Bu kaygının ne kadar gerçekleşeceğini zaman gösterecektir. Gerçi İsrail, bölge savaşı yani İran ile savaş için her çeşit saldırı ve katliamı yapmaktadır. Ancak İran sürekli “Lâ havle” çekip geri durduğu için, sözü edilen İsrail-İran savaşı olmamaktadır. İran, Suriye ve Irak halkına karşı kullandığı saldırganlığının zekâtı kadarını İsrail için gösterememiştir. Üstelik İsrail saldırılarına karşı İran, cevap vermeden önce ABD’yi haberdar ederek gülünç duruma düşmüştür. Böylece İsrail’in istediği bölge savaşı ertelenmektedir.

Yeni bir çözüm süreci mi?

Buna rağmen Bahçeli’nin çıkışı gündemi sarsmıştır. Bahçeli’nin konuşmasına dikkat edildiğinde yeni bir “Çözüm Sürecinden” söz etmemektedir. Zaten Türkiye, 2012-2015 aralığında üç yıl Çözüm Süreci başlığı altında bir tecrübe görmüş ve başarısız olmuştur. Başarısızlık için pek çok neden vardır. Ancak ilk akla geleni, özellikle ABD ve İran’ın PKK yönetimini Çözüm Süreci aleyhine yönlendirdiği haberleridir. Çünkü PKK partisi olan HDP’nin temsilcileri Ankara’da “birtakım kültürel haklar” için müzakere ederken, ABD ise “Biz size devlet olmanız için Kuzey Suriye’yi verirken Ankara’da neyin müzakeresini yapıyorsunuz?” diyerek PKK’lıların ara verdikleri terör saldırılarını yeniden başlatmalarını temin etmişlerdir. PKK idaresine benzeri telkinleri İran’ın Kasım Süleymani aracılığı ile ulaştırdığı da sıkça haber olmuştur.
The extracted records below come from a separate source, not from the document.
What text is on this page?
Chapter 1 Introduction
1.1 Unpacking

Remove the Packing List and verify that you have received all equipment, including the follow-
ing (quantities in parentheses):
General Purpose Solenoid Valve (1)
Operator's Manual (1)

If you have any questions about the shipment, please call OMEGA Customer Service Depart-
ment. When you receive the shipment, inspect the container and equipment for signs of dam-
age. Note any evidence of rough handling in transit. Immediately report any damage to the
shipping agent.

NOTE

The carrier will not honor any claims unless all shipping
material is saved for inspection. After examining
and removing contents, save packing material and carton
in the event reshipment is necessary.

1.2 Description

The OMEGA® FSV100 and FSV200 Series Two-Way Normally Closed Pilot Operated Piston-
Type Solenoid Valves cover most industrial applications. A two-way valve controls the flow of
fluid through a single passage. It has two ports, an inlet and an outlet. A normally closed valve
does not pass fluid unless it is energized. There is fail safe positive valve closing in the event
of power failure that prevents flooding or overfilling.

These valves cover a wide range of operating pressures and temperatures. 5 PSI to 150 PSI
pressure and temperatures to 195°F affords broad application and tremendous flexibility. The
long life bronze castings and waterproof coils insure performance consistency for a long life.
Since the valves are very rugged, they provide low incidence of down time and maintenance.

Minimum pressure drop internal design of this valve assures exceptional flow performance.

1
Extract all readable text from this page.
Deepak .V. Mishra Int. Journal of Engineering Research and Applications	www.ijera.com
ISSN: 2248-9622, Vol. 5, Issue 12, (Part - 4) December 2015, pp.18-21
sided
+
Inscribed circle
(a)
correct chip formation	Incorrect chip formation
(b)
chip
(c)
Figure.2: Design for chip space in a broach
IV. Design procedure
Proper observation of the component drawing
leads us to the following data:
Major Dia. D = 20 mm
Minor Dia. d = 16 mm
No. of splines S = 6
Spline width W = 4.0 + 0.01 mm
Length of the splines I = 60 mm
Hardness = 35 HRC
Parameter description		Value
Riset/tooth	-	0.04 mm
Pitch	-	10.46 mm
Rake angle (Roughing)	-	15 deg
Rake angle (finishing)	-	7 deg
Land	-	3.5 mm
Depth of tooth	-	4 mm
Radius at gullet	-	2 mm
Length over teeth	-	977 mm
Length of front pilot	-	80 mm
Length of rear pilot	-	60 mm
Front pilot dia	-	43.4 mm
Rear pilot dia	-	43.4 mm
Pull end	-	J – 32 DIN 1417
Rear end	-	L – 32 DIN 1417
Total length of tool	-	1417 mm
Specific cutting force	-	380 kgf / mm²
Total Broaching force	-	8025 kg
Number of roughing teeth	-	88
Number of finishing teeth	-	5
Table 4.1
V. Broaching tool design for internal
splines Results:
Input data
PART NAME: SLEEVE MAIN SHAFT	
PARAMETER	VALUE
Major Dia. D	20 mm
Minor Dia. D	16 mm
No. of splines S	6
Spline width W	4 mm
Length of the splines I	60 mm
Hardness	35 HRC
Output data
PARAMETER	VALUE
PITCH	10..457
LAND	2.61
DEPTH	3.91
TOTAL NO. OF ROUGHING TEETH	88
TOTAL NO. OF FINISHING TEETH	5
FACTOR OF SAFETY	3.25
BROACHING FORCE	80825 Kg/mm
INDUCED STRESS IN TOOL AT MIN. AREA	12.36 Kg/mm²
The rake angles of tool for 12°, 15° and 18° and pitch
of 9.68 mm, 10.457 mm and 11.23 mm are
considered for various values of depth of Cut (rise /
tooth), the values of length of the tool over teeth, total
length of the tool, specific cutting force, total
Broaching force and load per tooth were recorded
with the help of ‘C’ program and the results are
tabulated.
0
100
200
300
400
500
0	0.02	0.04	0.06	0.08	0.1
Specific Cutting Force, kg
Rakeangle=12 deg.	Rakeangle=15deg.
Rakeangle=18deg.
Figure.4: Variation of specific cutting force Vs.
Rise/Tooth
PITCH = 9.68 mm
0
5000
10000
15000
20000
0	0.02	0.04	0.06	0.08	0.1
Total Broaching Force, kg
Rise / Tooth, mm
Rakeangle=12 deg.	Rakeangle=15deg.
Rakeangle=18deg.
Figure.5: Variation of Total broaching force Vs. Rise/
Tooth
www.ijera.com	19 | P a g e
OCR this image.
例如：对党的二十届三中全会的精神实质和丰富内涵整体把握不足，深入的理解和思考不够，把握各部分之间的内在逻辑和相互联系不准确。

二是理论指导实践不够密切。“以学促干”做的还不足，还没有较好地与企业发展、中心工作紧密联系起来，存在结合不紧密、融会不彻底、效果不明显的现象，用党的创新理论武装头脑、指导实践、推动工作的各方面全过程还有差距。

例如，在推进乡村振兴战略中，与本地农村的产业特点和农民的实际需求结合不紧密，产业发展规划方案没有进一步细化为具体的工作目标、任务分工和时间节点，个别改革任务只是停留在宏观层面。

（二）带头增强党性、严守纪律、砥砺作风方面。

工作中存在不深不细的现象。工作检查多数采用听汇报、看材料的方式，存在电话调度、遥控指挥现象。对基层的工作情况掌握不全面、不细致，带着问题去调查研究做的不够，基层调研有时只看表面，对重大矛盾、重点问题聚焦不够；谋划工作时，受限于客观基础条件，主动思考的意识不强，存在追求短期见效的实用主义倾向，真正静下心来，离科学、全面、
Öcalan’ın “Silah bırakılsın, Türkiye dışına çıkılsın” diye çağrıda bulunmasına rağmen PKK’lılar Türkiye’den çıkmamış, iç savaş için hazırlıklar yapmış, nihayet hendek savaşları başlamıştır. Çözüm Süreci döneminde PKK, uzantıları ile birlikte Öcalan’ın bu çağrılarını dikkate almamıştır. 

2019 Yerel Seçimleri öncesinde Ali Kemal Özcan aracılığı ile mektup gönderen Öcalan, HDP’lilerden CHP adaylarına oy vermemelerini istemiştir. Ancak HDP’liler, CHP adaylarına oy vermişlerdir. Böylece PKK ve partisi HDP üzerinde Öcalan’ın tayin edici bir etkiye sahip olmadığı, mektup olayı ile bir kere daha ortaya çıkmıştır. Bütün bunlar bilinirken, Bahçeli’nin yeni bir “Çözüm Süreci” istemesi mümkün müdür?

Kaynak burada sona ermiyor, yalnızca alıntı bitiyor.